Martin Carr reviews the eleventh episode of Supergirl season 5…
This homage heavy forty feature might have multiple movie references but also brings with it some solid story telling chops. Directed by David Harewood future timelines are still offering up some interesting curveballs as old friends return for Terminator type reasons, while Jon Cryer continues proving why his casting was perfect.
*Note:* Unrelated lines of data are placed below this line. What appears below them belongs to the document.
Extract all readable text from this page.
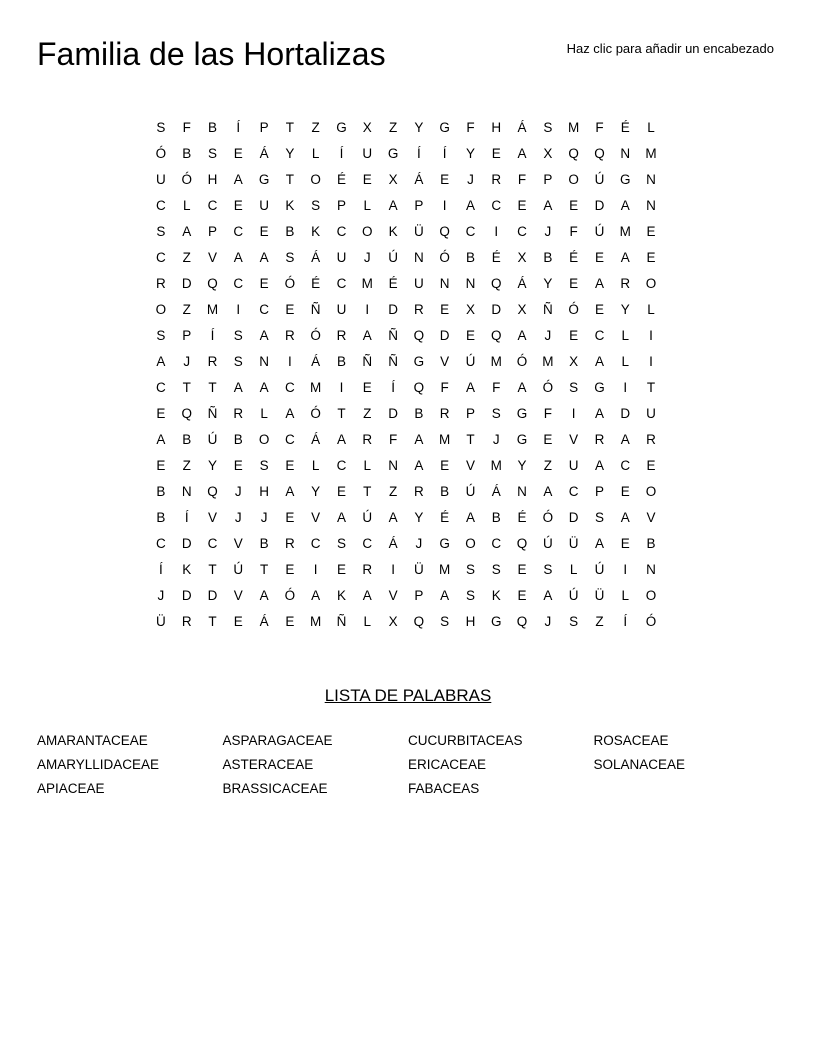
Familia de las Hortalizas	Haz clic para añadir un encabezado
S	F	B	Í	P	T	Z	G	X	Z	Y	G	F	H	Á	S	M	F	É	L
Ó	B	S	E	Á	Y	L	Í	U	G	Í	Í	Y	E	A	X	Q	Q	N	M
U	Ó	H	A	G	T	O	É	E	X	Á	E	J	R	F	P	O	Ú	G	N
C	L	C	E	U	K	S	P	L	A	P	I	A	C	E	A	E	D	A	N
S	A	P	C	E	B	K	C	O	K	Ü	Q	C	I	C	J	F	Ú	M	E
C	Z	V	A	A	S	Á	U	J	Ú	N	Ó	B	É	X	B	É	E	A	E
R	D	Q	C	E	Ó	É	C	M	É	U	N	N	Q	Á	Y	E	A	R	O
O	Z	M	I	C	E	Ñ	U	I	D	R	E	X	D	X	Ñ	Ó	E	Y	L
S	P	Í	S	A	R	Ó	R	A	Ñ	Q	D	E	Q	A	J	E	C	L	I
A	J	R	S	N	I	Á	B	Ñ	Ñ	G	V	Ú	M	Ó	M	X	A	L	I
C	T	T	A	A	C	M	I	E	Í	Q	F	A	F	A	Ó	S	G	I	T
E	Q	Ñ	R	L	A	Ó	T	Z	D	B	R	P	S	G	F	I	A	D	U
A	B	Ú	B	O	C	Á	A	R	F	A	M	T	J	G	E	V	R	A	R
E	Z	Y	E	S	E	L	C	L	N	A	E	V	M	Y	Z	U	A	C	E
B	N	Q	J	H	A	Y	E	T	Z	R	B	Ú	Á	N	A	C	P	E	O
B	Í	V	J	J	E	V	A	Ú	A	Y	É	A	B	É	Ó	D	S	A	V
C	D	C	V	B	R	C	S	C	Á	J	G	O	C	Q	Ú	Ü	A	E	B
Í	K	T	Ú	T	E	I	E	R	I	Ü	M	S	S	E	S	L	Ú	I	N
J	D	D	V	A	Ó	A	K	A	V	P	A	S	K	E	A	Ú	Ü	L	O
Ü	R	T	E	Á	E	M	Ñ	L	X	Q	S	H	G	Q	J	S	Z	Í	Ó
LISTA DE PALABRAS
AMARANTACEAE
AMARYLLIDACEAE
APIACEAE
ASPARAGACEAE
ASTERACEAE
BRASSICACEAE
CUCURBITACEAS
ERICACEAE
FABACEAS
ROSACEAE
SOLANACEAE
Providing a sense of normality in amongst the toy monkeys, mechanical tigers and spandex heavy superheroes Lex Luthor remains refreshingly tongue in cheek. Being privy to the central conceit in this series Cryer clearly has fun toying with Benoist, Leigh and anyone else who crosses his path. That underlying self-awareness takes the edge off a show which can sometimes drift into mawkish navel gazing. His convenient team up with Lena is transparently self-serving whilst the skewing of public perceptions is supremely ironic. As those allegiances become more left field and Luthor worms his way into government facilities, public minds and global institutions that victory only tastes sweeter.
Elsewhere the juxtaposition makes everything else more palatable as Brainiac has a crisis of conscience, Leviathan remains an intangible threat and people try blowing each other up with action figures. That David Harewood makes this episode not only engaging but paced to perfection is testament to both himself and the cast. As we move into the second half of a season which some might consider patchy, Supergirl has gained a much needed second wind. Peppered in between the set pieces, character beats and conniving skulduggery sits a plot which is gaining momentum.
Metaphorical segues have turned into literal relocations as Supergirl strives to expand and grow in line with other shows. It has outperformed Batgirl this week which is important being only one of two shows currently lead by a female protagonist. Something that has more to do with public tastes than long term narrative strategies in my opinion. However it is important to note that for every character focused and topically driven episode, there is a week given over to lovelorn diversions combined with mass produced music media. Meaning that fan service and dramatic drive are given equal credence in an effort to retain audience numbers.
In a new year where the eradication of alternate universes has changed things forever, it could be said that the future of Supergirl is looking bright if not drama free.